Wenn er sich bei Ehrungen auf Bühnen und vor Kameras schleppte, stellte keiner die Frage nach den Gründen für seinen Gesundheitszustand. Wurde er in Ausnahmefällen doch angesprochen, dann hörte man das stimmige Argument, es bekämen auch nicht boxende Menschen die Parkinsonsche Krankheit.
Das stimmt natürlich. Aber jetzt haben wir die letzten Interviews mit Joe Frazier gesehen. Und der tat sich mit dem Sprechen auch sehr schwer. Wir haben vom Gesundheitszustand noch Lebender oder schon Toter gehört - ich habe sogar einige gesehen wie Jerry Quarry, Ken Norton, Floyd Patterson, George Chuvalo, Michael Spinks und wie sie alle hießen und sie waren hinkende, verblödete, das Sputum nicht mehr beherrschende Wracks.

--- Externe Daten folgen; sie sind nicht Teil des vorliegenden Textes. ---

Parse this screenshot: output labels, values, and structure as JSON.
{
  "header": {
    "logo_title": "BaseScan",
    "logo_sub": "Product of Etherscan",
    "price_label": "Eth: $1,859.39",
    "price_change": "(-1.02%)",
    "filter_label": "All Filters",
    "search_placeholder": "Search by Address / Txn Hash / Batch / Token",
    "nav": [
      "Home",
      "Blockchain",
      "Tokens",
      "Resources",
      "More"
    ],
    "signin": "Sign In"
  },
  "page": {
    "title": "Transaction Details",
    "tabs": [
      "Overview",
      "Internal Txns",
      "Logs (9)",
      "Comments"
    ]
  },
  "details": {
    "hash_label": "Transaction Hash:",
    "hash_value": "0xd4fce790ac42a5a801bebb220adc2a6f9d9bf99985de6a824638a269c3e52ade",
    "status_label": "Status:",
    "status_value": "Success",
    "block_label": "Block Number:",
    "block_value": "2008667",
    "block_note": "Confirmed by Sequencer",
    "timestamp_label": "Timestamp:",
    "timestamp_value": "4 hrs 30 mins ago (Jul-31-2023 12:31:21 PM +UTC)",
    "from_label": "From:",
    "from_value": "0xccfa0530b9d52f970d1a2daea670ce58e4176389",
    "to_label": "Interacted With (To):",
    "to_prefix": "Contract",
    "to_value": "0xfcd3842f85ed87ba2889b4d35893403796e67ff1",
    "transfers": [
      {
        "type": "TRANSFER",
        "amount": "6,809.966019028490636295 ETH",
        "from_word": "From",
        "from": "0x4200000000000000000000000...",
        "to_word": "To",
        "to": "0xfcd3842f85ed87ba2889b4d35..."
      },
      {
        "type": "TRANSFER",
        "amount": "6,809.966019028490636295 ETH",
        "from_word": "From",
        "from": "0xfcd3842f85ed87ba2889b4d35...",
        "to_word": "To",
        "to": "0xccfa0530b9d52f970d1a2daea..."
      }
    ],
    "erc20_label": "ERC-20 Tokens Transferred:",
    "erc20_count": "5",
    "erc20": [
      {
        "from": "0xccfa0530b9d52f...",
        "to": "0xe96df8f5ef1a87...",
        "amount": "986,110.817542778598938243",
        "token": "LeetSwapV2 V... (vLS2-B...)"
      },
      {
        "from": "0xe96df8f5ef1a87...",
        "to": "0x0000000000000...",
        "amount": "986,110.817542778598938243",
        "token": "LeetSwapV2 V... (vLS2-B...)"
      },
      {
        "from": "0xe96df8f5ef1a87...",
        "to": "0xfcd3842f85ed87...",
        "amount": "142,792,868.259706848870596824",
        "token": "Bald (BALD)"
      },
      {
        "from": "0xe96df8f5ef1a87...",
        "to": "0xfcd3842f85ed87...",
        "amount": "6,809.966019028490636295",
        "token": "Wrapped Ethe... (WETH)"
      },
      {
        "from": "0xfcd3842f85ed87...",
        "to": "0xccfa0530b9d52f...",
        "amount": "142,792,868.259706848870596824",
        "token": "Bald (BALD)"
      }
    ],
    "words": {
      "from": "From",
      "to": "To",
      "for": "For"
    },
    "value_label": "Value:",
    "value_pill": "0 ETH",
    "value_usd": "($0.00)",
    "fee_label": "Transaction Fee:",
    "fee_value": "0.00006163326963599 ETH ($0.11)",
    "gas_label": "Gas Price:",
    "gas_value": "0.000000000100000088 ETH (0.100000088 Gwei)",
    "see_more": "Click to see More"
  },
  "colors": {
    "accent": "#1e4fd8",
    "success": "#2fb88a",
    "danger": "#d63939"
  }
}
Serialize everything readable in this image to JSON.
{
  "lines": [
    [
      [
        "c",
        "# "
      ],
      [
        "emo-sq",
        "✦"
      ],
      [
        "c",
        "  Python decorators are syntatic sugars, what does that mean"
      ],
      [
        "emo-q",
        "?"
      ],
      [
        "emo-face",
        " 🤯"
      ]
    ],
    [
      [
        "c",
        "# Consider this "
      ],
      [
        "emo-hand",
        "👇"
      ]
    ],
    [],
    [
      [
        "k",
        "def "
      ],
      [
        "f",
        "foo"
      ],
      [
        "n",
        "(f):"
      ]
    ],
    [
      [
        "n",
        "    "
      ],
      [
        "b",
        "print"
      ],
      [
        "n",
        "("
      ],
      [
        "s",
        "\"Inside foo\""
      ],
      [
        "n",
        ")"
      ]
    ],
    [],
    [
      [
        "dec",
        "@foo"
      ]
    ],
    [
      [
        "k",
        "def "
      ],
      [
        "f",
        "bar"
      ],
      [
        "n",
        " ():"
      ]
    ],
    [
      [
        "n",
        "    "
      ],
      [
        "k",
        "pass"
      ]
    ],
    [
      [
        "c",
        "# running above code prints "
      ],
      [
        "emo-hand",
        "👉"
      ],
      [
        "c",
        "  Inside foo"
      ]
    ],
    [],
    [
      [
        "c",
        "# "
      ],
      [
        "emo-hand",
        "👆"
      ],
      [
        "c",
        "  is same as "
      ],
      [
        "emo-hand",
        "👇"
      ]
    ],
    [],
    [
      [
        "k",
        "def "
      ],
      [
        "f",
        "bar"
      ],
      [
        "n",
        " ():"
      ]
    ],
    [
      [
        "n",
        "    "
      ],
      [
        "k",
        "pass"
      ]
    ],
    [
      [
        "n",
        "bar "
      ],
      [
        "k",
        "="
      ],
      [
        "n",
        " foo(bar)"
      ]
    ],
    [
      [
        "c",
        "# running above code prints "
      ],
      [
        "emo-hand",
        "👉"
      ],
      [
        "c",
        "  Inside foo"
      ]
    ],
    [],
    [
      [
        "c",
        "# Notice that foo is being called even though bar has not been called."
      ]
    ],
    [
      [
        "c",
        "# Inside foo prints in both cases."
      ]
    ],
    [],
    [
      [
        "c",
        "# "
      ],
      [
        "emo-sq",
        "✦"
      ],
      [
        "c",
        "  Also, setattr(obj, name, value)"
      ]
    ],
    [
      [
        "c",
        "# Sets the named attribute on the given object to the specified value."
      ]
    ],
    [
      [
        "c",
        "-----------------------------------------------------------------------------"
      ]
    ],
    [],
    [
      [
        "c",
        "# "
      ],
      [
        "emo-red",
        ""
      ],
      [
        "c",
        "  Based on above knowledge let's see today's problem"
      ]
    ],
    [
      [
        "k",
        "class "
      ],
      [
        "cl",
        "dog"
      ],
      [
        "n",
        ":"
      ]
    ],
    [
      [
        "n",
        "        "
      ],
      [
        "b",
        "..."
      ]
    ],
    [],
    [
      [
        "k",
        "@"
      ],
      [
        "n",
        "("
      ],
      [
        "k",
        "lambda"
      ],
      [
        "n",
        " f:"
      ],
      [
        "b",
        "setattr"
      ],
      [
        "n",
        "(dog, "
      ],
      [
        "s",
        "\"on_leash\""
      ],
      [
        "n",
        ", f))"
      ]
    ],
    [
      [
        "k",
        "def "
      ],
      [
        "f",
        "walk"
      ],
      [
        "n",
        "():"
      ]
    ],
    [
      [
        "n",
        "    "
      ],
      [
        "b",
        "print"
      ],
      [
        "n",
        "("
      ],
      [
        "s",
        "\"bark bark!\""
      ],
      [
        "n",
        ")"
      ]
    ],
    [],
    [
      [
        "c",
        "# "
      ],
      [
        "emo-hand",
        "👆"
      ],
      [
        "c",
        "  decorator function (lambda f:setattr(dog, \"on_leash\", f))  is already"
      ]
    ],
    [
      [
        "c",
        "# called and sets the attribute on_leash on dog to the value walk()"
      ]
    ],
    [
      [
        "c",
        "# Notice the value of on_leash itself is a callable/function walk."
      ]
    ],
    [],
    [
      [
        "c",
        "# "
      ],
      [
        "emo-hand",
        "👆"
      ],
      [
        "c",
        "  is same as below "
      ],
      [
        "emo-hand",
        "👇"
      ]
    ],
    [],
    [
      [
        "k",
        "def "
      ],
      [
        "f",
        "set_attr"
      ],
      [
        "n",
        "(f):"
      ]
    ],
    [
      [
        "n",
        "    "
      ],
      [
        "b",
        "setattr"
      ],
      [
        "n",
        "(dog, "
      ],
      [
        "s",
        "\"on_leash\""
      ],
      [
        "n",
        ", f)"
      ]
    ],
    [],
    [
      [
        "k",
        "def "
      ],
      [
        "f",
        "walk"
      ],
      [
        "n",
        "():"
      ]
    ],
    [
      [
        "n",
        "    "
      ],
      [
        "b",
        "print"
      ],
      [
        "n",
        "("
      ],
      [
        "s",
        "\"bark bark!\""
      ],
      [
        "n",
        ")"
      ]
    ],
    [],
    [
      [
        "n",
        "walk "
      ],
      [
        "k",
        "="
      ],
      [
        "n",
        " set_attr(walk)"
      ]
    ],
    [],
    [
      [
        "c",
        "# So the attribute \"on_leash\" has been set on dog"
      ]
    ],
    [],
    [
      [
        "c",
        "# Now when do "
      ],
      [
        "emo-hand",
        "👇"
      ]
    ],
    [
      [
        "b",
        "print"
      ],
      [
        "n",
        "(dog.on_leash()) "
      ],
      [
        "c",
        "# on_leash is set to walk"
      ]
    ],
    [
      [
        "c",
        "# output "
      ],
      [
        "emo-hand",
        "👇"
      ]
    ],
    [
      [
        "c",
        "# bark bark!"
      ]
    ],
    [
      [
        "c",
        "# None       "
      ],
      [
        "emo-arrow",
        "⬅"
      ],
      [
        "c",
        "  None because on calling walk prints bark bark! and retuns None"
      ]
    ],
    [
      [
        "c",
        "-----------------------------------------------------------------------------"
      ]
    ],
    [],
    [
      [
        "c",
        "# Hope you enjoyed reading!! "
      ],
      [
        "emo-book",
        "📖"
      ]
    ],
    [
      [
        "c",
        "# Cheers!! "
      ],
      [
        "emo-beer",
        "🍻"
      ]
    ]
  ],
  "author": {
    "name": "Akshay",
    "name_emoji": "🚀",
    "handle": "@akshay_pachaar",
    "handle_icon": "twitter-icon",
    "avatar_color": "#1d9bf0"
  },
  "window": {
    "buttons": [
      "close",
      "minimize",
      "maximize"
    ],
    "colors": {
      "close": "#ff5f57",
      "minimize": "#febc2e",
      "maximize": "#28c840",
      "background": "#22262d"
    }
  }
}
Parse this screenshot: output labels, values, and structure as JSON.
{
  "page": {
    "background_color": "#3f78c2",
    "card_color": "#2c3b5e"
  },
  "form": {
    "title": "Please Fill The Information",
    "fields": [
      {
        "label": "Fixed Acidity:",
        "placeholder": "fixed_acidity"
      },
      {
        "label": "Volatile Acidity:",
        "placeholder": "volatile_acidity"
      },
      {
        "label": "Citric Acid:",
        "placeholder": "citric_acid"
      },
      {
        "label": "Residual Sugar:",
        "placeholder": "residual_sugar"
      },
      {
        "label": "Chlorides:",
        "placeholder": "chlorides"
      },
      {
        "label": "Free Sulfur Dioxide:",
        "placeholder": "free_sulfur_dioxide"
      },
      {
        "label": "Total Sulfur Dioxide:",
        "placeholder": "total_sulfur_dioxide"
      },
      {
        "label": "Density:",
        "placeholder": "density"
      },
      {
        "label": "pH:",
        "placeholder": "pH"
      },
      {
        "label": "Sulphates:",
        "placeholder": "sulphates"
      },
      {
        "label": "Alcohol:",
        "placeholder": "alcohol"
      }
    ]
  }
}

Ist dieses Ende das zwangsläufige? Keineswegs, wie mir der vitale George Foreman bewiesen hat, als er sich für Pressefotos ein paar Kilogramm Teigwaren auftischen ließ, die sofort nach dem Blitzlichtgewitter abserviert wurden. Dann nagte er ein Hühnerbein ab. Das war vor dem Kampf gegen den Deutschen Axel Schulz, in dem der fettleibige, überalterte Prediger einer der unzähligen Jesus-Christus-Firmen nach der 7. Runde zu Trainer Angelo Dundee ganz vergnügt sagte: "I am really tired."
Wie gut hatte davor der Deutsche Max Schmeling seine wechselvolle, also an Prügeln reiche Karriere, überstanden. Wir wissen also, ein schlimmes Schicksal ist nicht unvermeidbar, das Risiko aber groß. Zu groß?
Das Berufsboxen der Gegenwart wird von zwei Athleten aus der Ukraine dominiert. Wir sprechen vom Schwergewicht, der höchsten, der publikumswirksamsten, keineswegs der interessantesten Gewichtsklasse. Die Brüder Vitali und Wladimir Klitschko sind umstritten. Unbestritten sind ihre Form, ihre Intelligenz, ihre Integrationsfähigkeit in die deutsche Gesellschaft und Medienlandschaft. Aber ihr Kampfstil schmeckt den Box-Romantikern nicht. Sie boxen mit Konzept, sie scheuen den "offenen Schlagabtausch" wie es nur geht. Sie rechnen. Die Nostalgiker, die Frühaufsteher von einst, mögen das nicht. Sie stünden nicht mehr auf, würden die Klitschkos in Übersee boxen.
Ich meine, man tut den beiden unrecht. Sie sind nicht "der Tod" des Boxens. Sie versuchen mit Erfolg, ihn zu vermeiden. Aber der Kenner hat in Vitali Klitschkos Kampf gegen Lennox Lewis auch gesehen, dass der steife, lange Ukrainer an die existenzielle Grenze geht, wenn es denn sein muss.
Das Berufsboxen stirbt. Langsam, aber doch. Die neuen Kampfsportarten, die mit den Beintechniken, die, wo eben auch getreten wird, saugen das von Gewalt faszinierte Publikum ab. Die ganz neuen Perversionen des Zweikampfs wie "Ultimate Fighting", auch "Martial Art" genannt, scheinen unaufhaltsam zu sein.
Wir aber denken zurück. An den "Thriller von Manila". An Muhammad Ali, der damals nicht mehr so einzigartig war wie einst, als er noch Cassius Clay hieß. Wir beben romantisch nach. Aber wir sollten nicht trauern, dass es vorbei ist.